Alckmin ao lado de Lula num jantar em São Paulo/Reprodução rede social

Ministro determinou a remoção de publicações que vinculam o petista a organização criminosa PCC

Por Daniel Mello – DF

A coligação do candidato do PT à Presidência, Lula da Silva (PT), entrou com um pedido no Tribunal Superior Eleitoral (TSE). Afirma que o adversário nas eleições, o presidente Jair Bolsonaro (PL), descumpriu uma decisão do presidente do tribunal, ministro Alexandre de Moraes.



O ministro determinou a remoção de publicações que vinculam o petista a organização criminosa PCC. A coligação pede que Bolsonaro seja multado. Segundo os advogados da campanha, Bolsonaro mantém as postagens que fazem a associação de Lula aos criminosos no Twitter.

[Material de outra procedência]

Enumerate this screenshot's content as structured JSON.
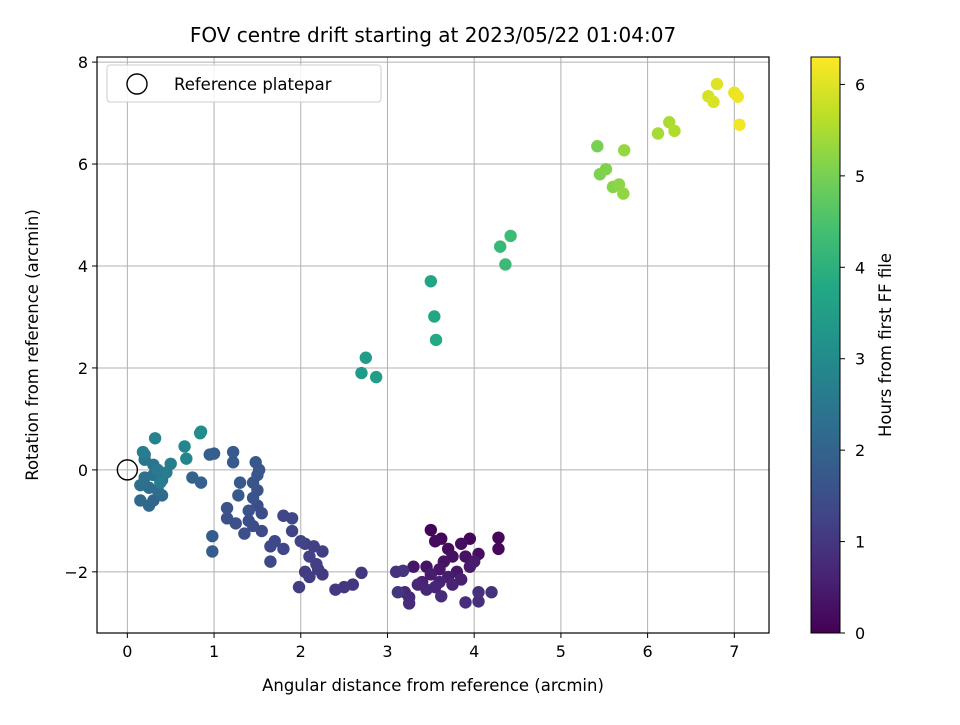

Na decisão do último dia 2, Alexandre de Moraes considerou falsas as publicações que afirmavam que o líder do PCC, Marcos Camacho, o Marcola, havia declarado voto em Lula. No texto da liminar, Moraes afirma que a publicação veicula “fato sabidamente inverídico, com grave descontextualização”.



“Na verdade, os diálogos transcritos, além de se relacionarem a condições carcerárias, apresentam apenas conotação política, pois retratam suposta discussão de Marcola e outros interlocutores a respeito de Lula da Silva e Jair Messias Bolsonaro”, ressaltou Moraes. “Embora o teor dos diálogos revele uma discussão comparativa entre os candidatos, não existe declaração de voto, fato constante no próprio título da notícia”, acrescentou o ministro.

Além de Bolsonaro, a decisão também afetou veículos jornalísticos, jornalistas e outras figuras políticas que haviam compartilhado a informação falsa, como o site O Antagonista, a Rádio Jovem Pan e o portal Terra.